Daou shared insights from her mentors and university professors, who conveyed that skills developed through varied experiences – such as customer interactions in a healthcare setting or superior communication abilities honed in a receptionist role – are transferable skills that can markedly improve an individual’s candidacy.

“Even when I’ve had conversations with mentors and unit chairs at university, it’s interesting because they do say to me that the skills that you can gain from even working at a job in hospitality or retail [is desirable].

“Those skills like interacting with people and building customer relationships and developing even simple trust with your managers and with the higher-ups in the company or the place wherever you work, those skills can be transferred, and it reflects that you can be professional, punctual and take direction,” she said.

Daou encourages law students to broaden their job search beyond traditional legal roles, stating: “There is value for law students to look beyond the legal sphere. Even if they wanted to apply for jobs that weren’t legal admin roles, they could apply for jobs as office clerks or admin assistants.”

She added: “It might be within a different profession, but those skills can still be quite valuable, and you can transfer those skills into a legal sort of environment because, in that sense, you will be familiar with using officer equipment, interacting with professionals, how to use applications like Microsoft Office and things like that.”

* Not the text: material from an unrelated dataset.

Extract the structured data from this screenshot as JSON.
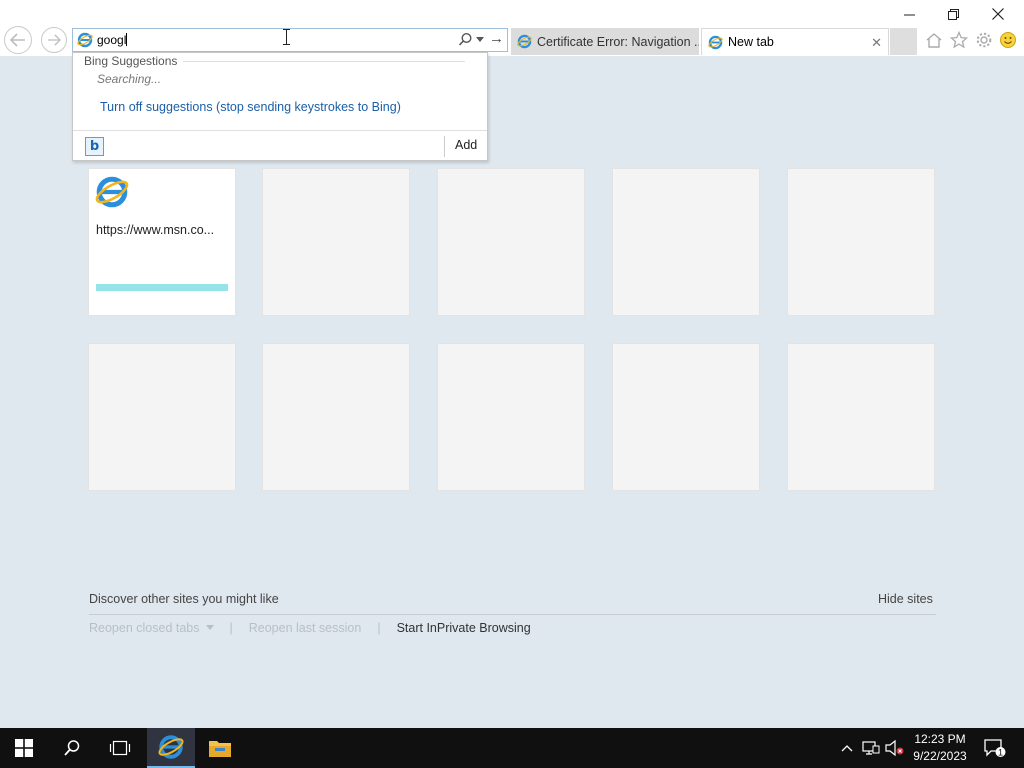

Daou emphasised the importance of recognising the value of skills that you have acquired from seemingly unrelated roles in relation to the legal profession, noting that students should never overlook or underestimate these diverse experiences.

“Also, law students [need] to utilise the skills they may have developed in retail or even hospitality. It’s important to not discount those skills and those experiences as well, and I think it is really how you phrase it in your applications, the skills that you have developed, because they are valuable skills.

“If law students realise that I’ve worked in hospitality and I can interact with customers, I can upsell, I can be trusted to carry out all of these different types of roles within my job. I think if law students realise that those skills are ones to be valued and they can articulate that in their applications, they will see their applications progress,” she said.